Все формы сознания обусловлены историей, и я просто обязан воспринимать ландшафт как поле деятельности человеческой воли – распластанный на хутора и деревни, распаханный городами. Ландшафт, меченный росчерками людей и эпох. Но теперь я все-таки мало-помалу начинаю понимать, что воля наследует пейзажу; что мебель человеческой воли зависит от местоположения человека в пространстве, от того, родился он среди возделанных полей или в жестокой до садизма чаще леса. И то, что я наблюдаю, вовсе не есть воздействие свободной человеческой воли на неподатливую материю природы (как мне казалось раньше), но неудержимый процесс прорастания сквозь человека бесконечно разнообразных и жестоких, слепых и невыразимых словами догматов этой самой природы. Для опытов своих она выбрала сей бедный разлапистый клочок земли. Как бессмысленны в таком случае слова и дела любого человека, вроде слов Бальтазара, услышанных мною однажды: «Миссия Кружка, ежели таковая у него имеется, состоит в том, чтобы облагородить все функциональное до такой степени, чтобы даже еда и дефекация поднялись до высот искусства». Как не распознать здесь цветка чистой воды скептицизма, скрытого под гумусом воли к жизни? И только любовь способна здесь хоть как-то поддержать…

Не те же ли самые мысли кружили в голове Арноти, когда он писал: «Для писателя человек как психологический феномен более не существует. Подобно мыльному пузырю, лопнула современная душа под пристальными взглядами мистагогов. Вот ты писатель – и что тебе осталось?»

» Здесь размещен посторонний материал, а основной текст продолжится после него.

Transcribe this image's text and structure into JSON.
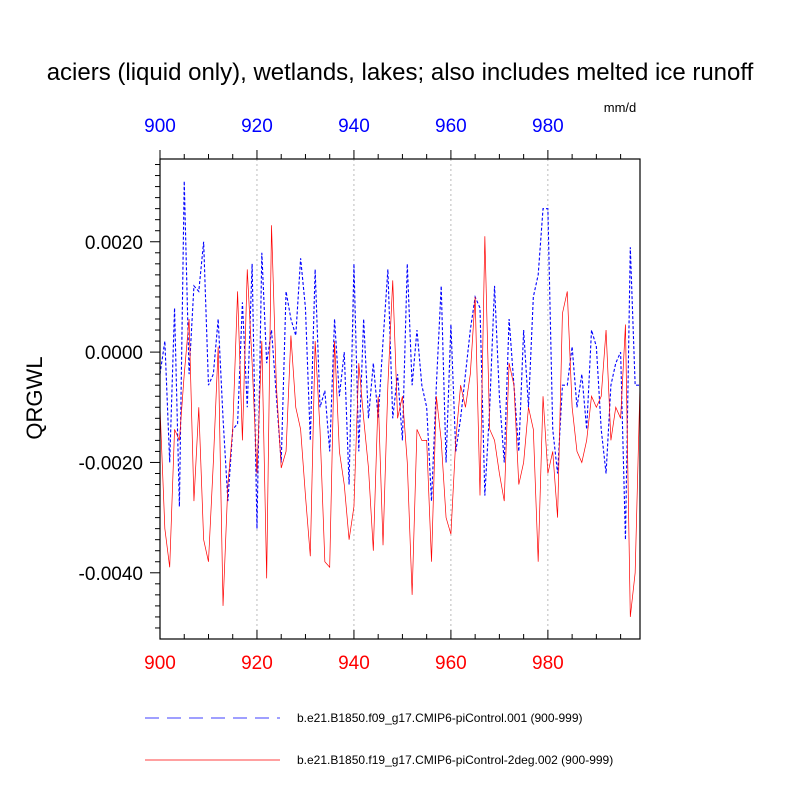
{
  "chart_data": {
    "type": "line",
    "title": "aciers (liquid only), wetlands, lakes; also includes melted ice runoff",
    "units": "mm/d",
    "ylabel": "QRGWL",
    "xlim": [
      900,
      999
    ],
    "ylim": [
      -0.0052,
      0.0035
    ],
    "x_ticks": [
      "900",
      "920",
      "940",
      "960",
      "980"
    ],
    "y_ticks": [
      {
        "value": 0.002,
        "label": "0.0020"
      },
      {
        "value": 0.0,
        "label": "0.0000"
      },
      {
        "value": -0.002,
        "label": "-0.0020"
      },
      {
        "value": -0.004,
        "label": "-0.0040"
      }
    ],
    "grid": "vertical dotted at major x ticks",
    "series": [
      {
        "name": "b.e21.B1850.f09_g17.CMIP6-piControl.001 (900-999)",
        "color": "#0000ff",
        "dash": "dashed",
        "x_start": 900,
        "values": [
          -0.0004,
          0.0002,
          -0.002,
          0.0008,
          -0.0028,
          0.0031,
          -0.0004,
          0.0012,
          0.0011,
          0.002,
          -0.0006,
          -0.0004,
          0.0006,
          -0.0012,
          -0.0027,
          -0.0014,
          -0.0013,
          0.0009,
          -0.001,
          0.0016,
          -0.0032,
          0.0018,
          -0.0002,
          0.0004,
          -0.0008,
          -0.002,
          0.0011,
          0.0006,
          0.0003,
          0.0017,
          0.0008,
          -0.0016,
          0.0015,
          -0.001,
          -0.0007,
          -0.0018,
          0.0006,
          -0.0008,
          0.0,
          -0.0024,
          0.0016,
          -0.0018,
          0.0006,
          -0.0012,
          -0.0002,
          -0.0012,
          0.0002,
          0.0015,
          -0.0012,
          -0.0004,
          -0.0016,
          0.0016,
          -0.0006,
          0.0004,
          -0.0006,
          -0.001,
          -0.0027,
          -0.0006,
          0.0012,
          -0.002,
          0.0005,
          -0.0018,
          -0.0012,
          -0.0004,
          0.0004,
          0.001,
          0.0008,
          -0.0026,
          -0.001,
          0.0012,
          -0.0008,
          -0.002,
          0.0006,
          -0.0006,
          -0.0018,
          0.0004,
          -0.001,
          0.001,
          0.0014,
          0.0026,
          0.0026,
          -0.0014,
          -0.0022,
          -0.0006,
          -0.0006,
          0.0001,
          -0.001,
          -0.0004,
          -0.0014,
          0.0004,
          0.0001,
          -0.0014,
          -0.0022,
          -0.0006,
          -0.0002,
          0.0,
          -0.0034,
          0.0019,
          -0.0006,
          -0.0006
        ]
      },
      {
        "name": "b.e21.B1850.f19_g17.CMIP6-piControl-2deg.002 (900-999)",
        "color": "#ff0000",
        "dash": "solid",
        "x_start": 900,
        "values": [
          -0.001,
          -0.0032,
          -0.0039,
          -0.0014,
          -0.0016,
          -0.0004,
          0.0006,
          -0.0027,
          -0.001,
          -0.0034,
          -0.0038,
          -0.002,
          0.0001,
          -0.0046,
          -0.0024,
          -0.0014,
          0.0011,
          -0.0016,
          0.0015,
          -0.0002,
          -0.0022,
          0.0002,
          -0.0041,
          0.0023,
          -0.0006,
          -0.0021,
          -0.0018,
          0.0003,
          -0.001,
          -0.0014,
          -0.0026,
          -0.0037,
          0.0002,
          -0.0014,
          -0.0038,
          -0.0039,
          0.0002,
          -0.0018,
          -0.0024,
          -0.0034,
          -0.0028,
          -0.0002,
          -0.0012,
          -0.0021,
          -0.0036,
          -0.0008,
          -0.0035,
          -0.0006,
          0.0013,
          -0.0012,
          -0.0008,
          -0.002,
          -0.0044,
          -0.0014,
          -0.0016,
          -0.0016,
          -0.0038,
          -0.0008,
          -0.0016,
          -0.003,
          -0.0033,
          -0.0016,
          -0.0006,
          -0.001,
          -0.0004,
          0.001,
          -0.0026,
          0.0021,
          -0.0014,
          -0.0016,
          -0.0022,
          -0.0027,
          -0.0002,
          -0.0006,
          -0.0024,
          -0.002,
          -0.001,
          -0.0014,
          -0.0038,
          -0.0008,
          -0.0022,
          -0.0018,
          -0.003,
          0.0007,
          0.0011,
          -0.001,
          -0.0018,
          -0.002,
          -0.0016,
          -0.0008,
          -0.001,
          -0.0008,
          0.0004,
          -0.0016,
          -0.001,
          -0.0012,
          0.0005,
          -0.0048,
          -0.004,
          -0.0006
        ]
      }
    ],
    "legend": "bottom"
  }
}
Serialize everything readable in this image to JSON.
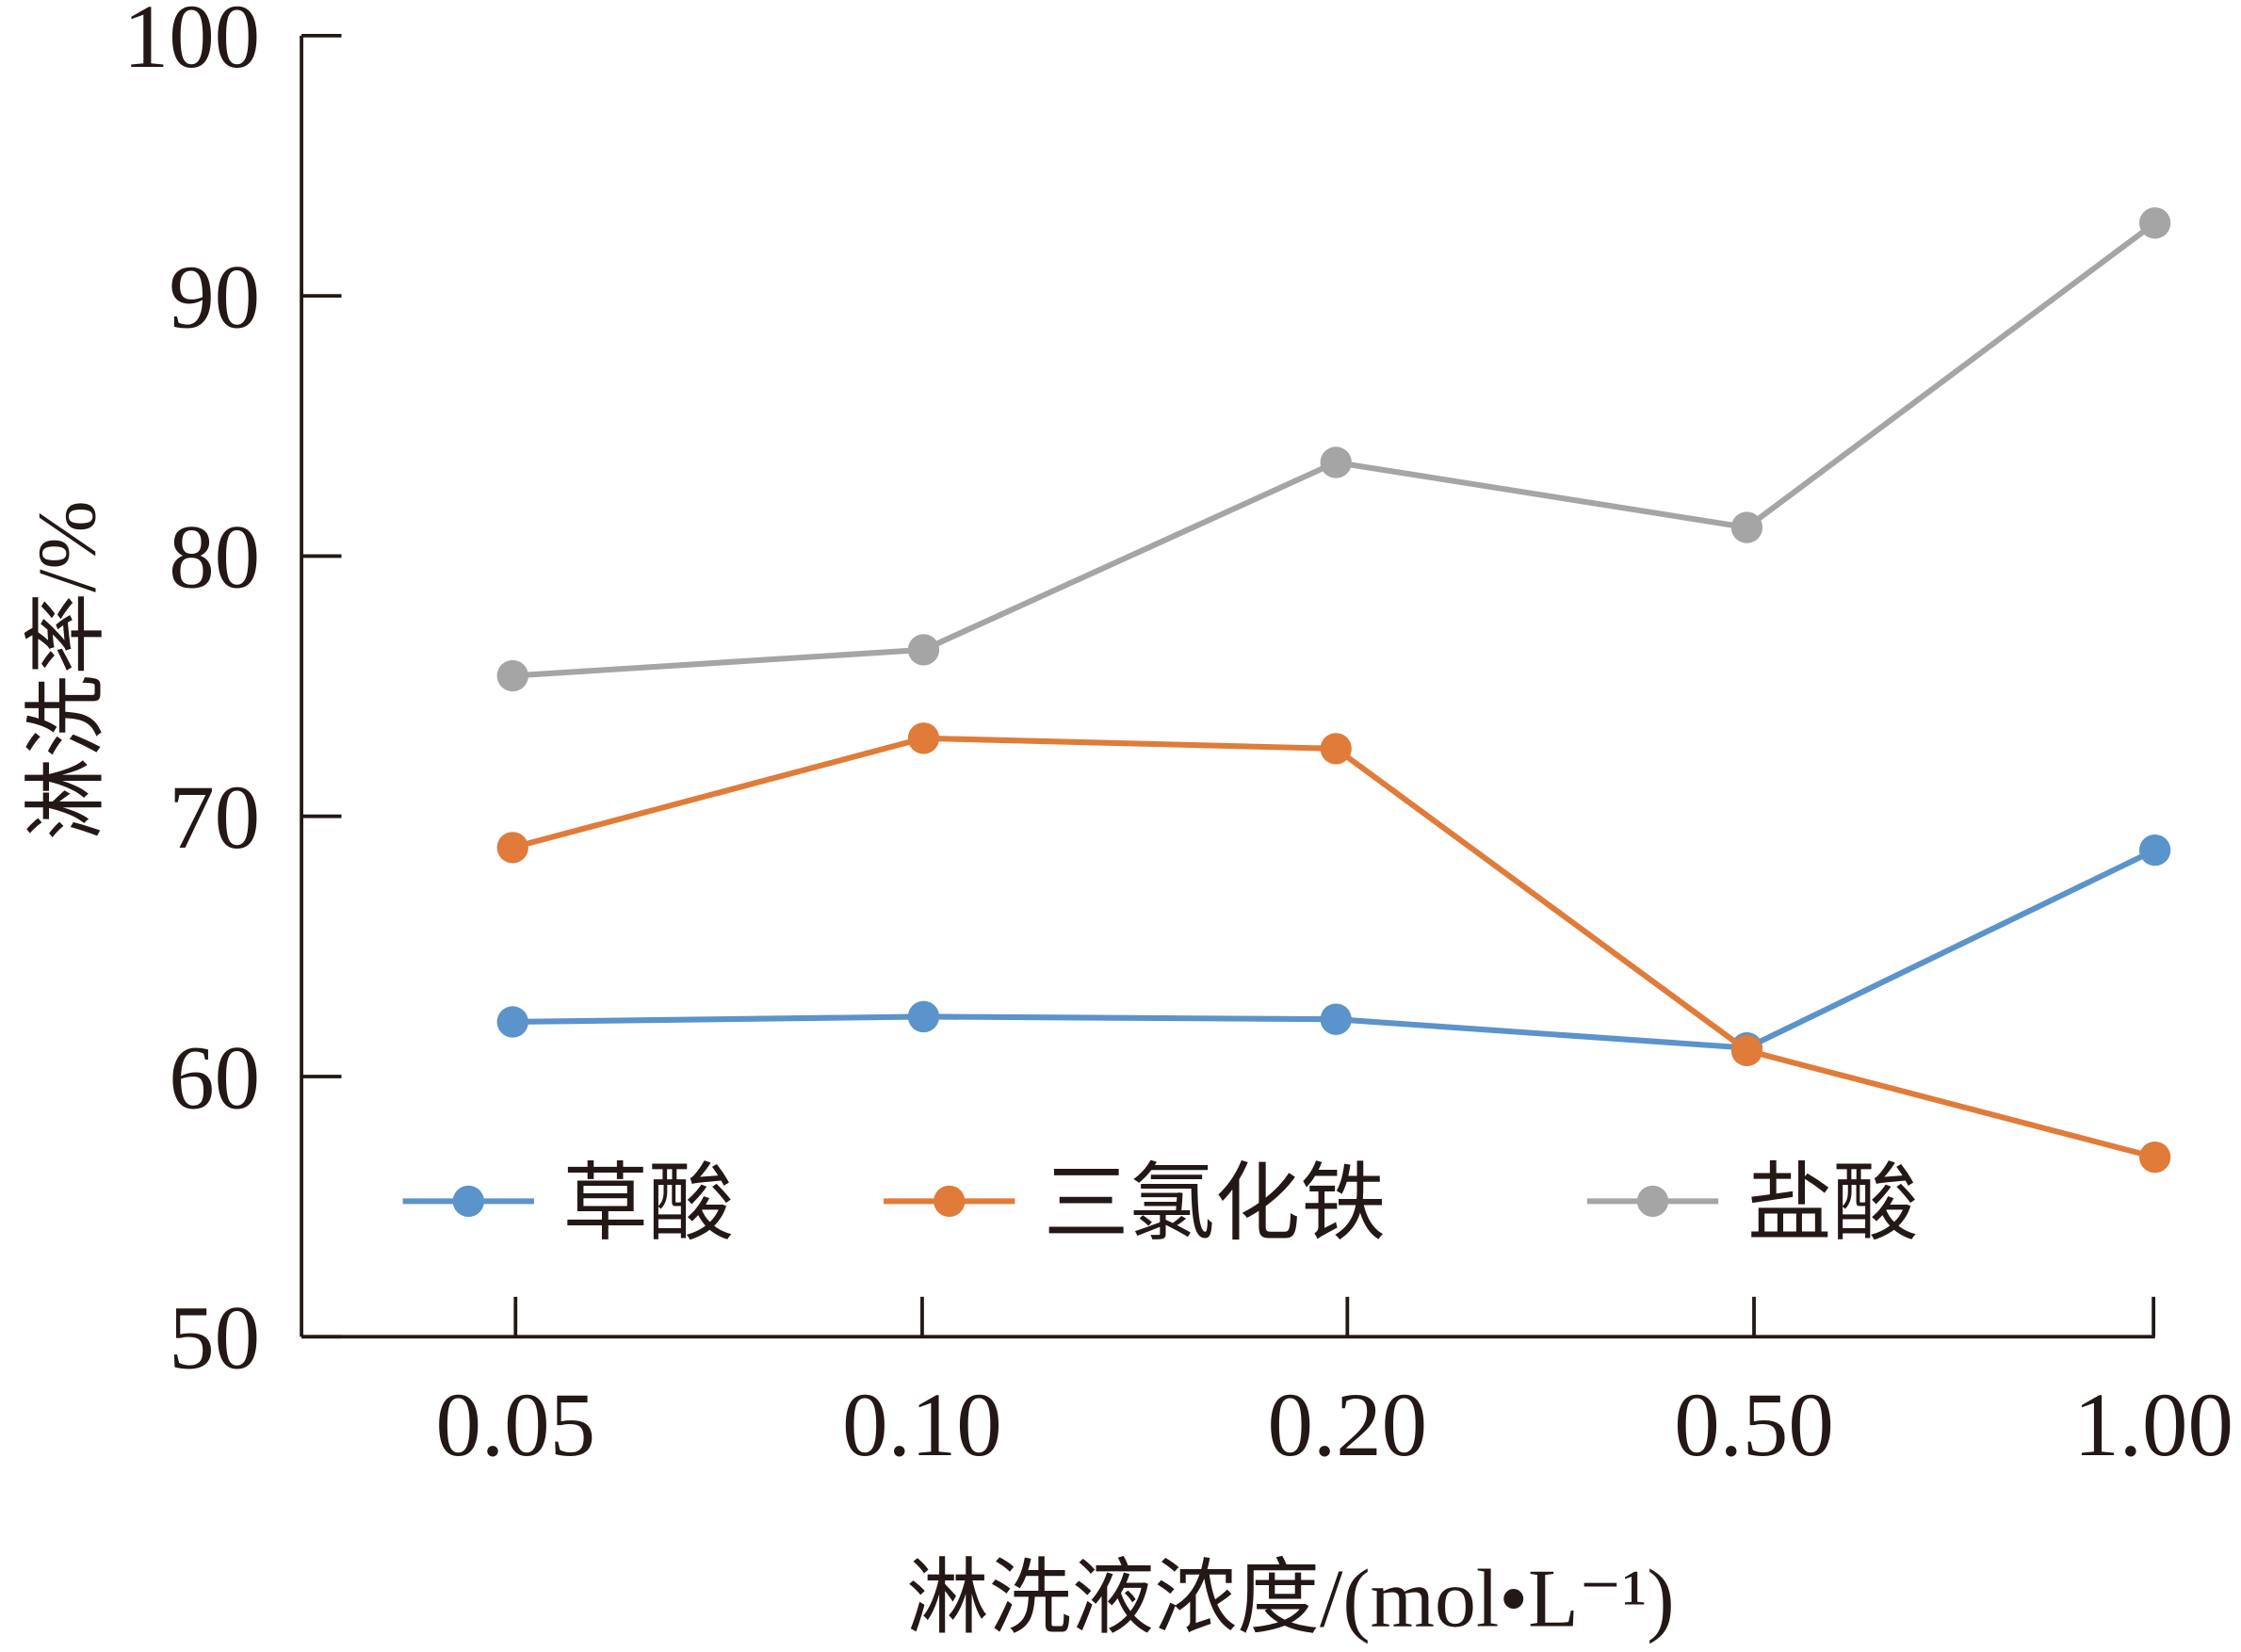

Может быть, я и выбрал сие пустынное место, чтобы прожить следующие несколько лет, именно потому, что понял это: выжженный солнцем мыс на Кикладах. Омываемый со всех сторон историей, этот остров – единственный свободный ото всяческих отсылок. Ни разу он не упоминался в анналах расы, его населяющей. Его историческое прошлое оплачено не временем, но местом – никаких храмов, священных рощ, амфитеатров, никаких порочных от рождения идей, расцвеченных фальшивыми уподоблениями. Разноцветные лодчонки на берегу, как на полке, гавань за горами и маленький город, обездоленный всемирной неизвестностью. И все. Раз в месяц сюда заходит пароходик, следующий на Смирну.

64

Случайной женщины (фр.).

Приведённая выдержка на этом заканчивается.